Buttermilk Sky
- Species: Goat
- Breed: Nigerian Dwarf
- Sex: Female
- Born: 6/17/2012
- Known for: YouTube viral video
- Owner: Took a Leap Farm
- Residence: Houlton, Maine
- Appearance: Chamoisee with white belt

= Buttermilk Sky =

Nigerian dwarf goat (born 2012)

Buttermilk Sky is a Nigerian Dwarf goat and the subject of a video that went viral after it was posted to YouTube on 27 July 2012. The video was taken at Took A Leap Farm, a hobby farm in Houlton, Maine.

==About==
The video was posted on 27 July with the caption "Buttermilk 'plays' with her 'friends'". Buttermilk Sky is seen running animatedly about in a grassy clearing while three other goats of similar size and age look on. On several occasions she jumps up, even hopping over other goats and accosting a human observer. At one point she leaps up and knocks another goat down, an act which has sparked criticism from some Internet commentators for its apparently wilful nature. The video has received over 16 million views on YouTube, has been commented on by Maine Congresswoman Chellie Pingree, and has been featured on The Today Show.

==Media appearances==
Buttermilk Sky is part of Took a Leap's dairy goat herd. She was born at Took a Leap Farm on 17 June 2012 (one of the last kids born that year at the farm) and was five weeks old when the video was taken in July 2012. Her colour is described as "chamoisee with white belt". According to her owners, Buttermilk Sky is known for her energy; however, the kicking was a first-time occurrence, which was caught on video by chance.

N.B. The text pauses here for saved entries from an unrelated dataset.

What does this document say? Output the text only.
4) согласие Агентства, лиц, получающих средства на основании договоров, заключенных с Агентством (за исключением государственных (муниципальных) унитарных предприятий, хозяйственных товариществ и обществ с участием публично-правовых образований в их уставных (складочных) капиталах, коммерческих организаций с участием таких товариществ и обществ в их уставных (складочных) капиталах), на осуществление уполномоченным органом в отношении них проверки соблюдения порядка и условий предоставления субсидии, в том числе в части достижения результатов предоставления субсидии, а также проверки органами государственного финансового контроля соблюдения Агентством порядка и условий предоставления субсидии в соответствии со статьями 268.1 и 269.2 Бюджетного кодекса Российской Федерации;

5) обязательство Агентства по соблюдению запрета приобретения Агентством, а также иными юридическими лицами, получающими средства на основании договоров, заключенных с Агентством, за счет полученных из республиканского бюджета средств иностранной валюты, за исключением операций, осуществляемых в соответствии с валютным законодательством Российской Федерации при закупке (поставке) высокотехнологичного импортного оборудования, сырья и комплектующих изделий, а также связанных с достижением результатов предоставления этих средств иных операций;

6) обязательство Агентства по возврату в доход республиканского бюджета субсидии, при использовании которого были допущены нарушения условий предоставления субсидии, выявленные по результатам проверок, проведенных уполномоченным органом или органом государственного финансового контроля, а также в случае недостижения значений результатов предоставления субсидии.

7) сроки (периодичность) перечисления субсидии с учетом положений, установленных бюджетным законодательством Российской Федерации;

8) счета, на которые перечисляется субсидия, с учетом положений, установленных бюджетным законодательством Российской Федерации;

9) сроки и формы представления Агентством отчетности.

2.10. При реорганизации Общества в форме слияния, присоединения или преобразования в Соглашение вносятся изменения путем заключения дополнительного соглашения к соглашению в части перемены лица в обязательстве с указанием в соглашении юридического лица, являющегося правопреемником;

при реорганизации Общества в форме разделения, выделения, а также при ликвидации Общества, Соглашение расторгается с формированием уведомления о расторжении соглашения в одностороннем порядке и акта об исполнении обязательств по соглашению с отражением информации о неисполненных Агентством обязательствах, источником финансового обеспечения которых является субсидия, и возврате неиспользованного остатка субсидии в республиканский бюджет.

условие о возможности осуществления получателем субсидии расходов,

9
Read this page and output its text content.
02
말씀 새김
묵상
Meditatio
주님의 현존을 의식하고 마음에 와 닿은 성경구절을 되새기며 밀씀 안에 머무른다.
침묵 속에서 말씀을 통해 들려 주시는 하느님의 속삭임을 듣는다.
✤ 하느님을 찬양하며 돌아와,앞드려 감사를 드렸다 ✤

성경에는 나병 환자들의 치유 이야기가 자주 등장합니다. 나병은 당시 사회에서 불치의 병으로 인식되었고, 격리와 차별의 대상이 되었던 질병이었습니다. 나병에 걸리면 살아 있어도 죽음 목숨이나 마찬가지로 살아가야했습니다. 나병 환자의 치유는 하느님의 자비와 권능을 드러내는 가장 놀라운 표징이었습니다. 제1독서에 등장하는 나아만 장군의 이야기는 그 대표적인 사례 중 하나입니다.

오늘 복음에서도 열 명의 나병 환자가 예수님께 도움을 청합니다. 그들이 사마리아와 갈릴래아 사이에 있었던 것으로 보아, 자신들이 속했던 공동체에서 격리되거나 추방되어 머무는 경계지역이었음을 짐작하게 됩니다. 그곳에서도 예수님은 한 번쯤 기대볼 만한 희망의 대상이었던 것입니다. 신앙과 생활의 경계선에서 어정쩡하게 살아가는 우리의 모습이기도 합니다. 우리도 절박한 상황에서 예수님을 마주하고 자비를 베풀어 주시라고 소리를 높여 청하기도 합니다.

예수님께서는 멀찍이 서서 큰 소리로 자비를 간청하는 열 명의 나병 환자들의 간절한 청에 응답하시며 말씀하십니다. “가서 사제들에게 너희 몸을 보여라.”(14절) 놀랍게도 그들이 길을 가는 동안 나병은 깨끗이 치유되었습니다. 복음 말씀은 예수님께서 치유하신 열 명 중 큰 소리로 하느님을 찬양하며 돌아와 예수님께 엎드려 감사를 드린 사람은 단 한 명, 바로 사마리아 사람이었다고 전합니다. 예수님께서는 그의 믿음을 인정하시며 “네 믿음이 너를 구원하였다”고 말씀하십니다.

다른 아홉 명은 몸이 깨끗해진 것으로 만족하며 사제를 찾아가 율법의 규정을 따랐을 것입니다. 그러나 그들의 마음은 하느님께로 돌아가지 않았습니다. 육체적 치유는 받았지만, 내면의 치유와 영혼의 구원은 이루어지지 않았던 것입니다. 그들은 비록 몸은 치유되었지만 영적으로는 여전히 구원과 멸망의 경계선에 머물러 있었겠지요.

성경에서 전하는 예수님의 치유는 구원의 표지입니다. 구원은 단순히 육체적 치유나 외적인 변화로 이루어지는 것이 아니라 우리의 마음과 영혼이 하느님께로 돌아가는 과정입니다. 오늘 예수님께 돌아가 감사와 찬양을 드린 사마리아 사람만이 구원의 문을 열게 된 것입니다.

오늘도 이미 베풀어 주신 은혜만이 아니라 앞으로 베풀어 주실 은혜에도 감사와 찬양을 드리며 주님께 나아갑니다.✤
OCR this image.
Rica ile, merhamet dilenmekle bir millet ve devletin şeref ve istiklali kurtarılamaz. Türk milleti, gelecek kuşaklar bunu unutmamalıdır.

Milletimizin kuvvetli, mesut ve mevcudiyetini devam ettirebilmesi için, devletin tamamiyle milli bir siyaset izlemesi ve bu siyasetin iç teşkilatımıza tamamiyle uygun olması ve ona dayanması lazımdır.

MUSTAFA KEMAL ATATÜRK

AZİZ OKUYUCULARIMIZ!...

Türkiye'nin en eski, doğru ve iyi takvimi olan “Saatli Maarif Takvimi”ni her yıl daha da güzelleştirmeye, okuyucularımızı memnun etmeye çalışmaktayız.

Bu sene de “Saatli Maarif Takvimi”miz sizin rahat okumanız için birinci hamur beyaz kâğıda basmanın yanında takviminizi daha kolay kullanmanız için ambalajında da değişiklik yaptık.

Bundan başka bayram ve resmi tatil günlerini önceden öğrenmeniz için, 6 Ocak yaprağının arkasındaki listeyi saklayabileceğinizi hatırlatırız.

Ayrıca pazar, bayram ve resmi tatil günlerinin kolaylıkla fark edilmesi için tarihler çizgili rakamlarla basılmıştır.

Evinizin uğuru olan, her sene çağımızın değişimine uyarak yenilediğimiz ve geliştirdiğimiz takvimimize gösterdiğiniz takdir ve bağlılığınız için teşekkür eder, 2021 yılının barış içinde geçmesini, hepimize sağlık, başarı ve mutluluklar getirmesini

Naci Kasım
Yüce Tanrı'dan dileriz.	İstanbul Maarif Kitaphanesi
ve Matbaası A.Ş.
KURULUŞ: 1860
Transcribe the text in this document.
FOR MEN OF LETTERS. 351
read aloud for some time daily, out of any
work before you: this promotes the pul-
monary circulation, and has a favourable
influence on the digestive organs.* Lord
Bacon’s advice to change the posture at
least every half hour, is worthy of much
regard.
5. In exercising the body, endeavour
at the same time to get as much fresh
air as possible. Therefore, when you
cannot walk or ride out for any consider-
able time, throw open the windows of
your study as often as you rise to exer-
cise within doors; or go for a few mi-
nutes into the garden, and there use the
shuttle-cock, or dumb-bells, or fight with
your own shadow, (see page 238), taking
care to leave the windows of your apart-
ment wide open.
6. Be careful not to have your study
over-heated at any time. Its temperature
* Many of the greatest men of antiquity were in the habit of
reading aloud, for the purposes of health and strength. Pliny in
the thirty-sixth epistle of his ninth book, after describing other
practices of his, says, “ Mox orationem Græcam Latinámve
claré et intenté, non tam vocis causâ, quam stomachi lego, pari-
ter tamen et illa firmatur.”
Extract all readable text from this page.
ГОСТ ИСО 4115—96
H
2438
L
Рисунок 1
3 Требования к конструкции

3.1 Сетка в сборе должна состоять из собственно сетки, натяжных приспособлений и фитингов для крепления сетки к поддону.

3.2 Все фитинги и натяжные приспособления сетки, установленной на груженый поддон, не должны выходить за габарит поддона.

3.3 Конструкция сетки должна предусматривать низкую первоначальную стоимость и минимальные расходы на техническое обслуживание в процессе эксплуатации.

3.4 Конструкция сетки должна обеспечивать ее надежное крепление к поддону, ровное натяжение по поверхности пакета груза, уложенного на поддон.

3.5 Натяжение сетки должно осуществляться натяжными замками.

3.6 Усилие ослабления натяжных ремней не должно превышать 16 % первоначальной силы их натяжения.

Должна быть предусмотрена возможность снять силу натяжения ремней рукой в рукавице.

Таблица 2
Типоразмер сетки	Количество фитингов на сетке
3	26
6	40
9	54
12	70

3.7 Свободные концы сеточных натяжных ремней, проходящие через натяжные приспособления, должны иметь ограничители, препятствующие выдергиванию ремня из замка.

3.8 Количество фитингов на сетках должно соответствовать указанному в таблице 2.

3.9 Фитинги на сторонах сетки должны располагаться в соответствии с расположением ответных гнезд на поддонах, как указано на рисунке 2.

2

One of Buttermilk's owners commented that, before the video went viral, she had pledged to donate $25 to Farm Sanctuary, a not-for-profit animal welfare group, should it receive more than one thousand views. Afterwards, she suggested that a collaborative publicity campaign with Farm Sanctuary was being considered, to take advantage of the attention Buttermilk has received.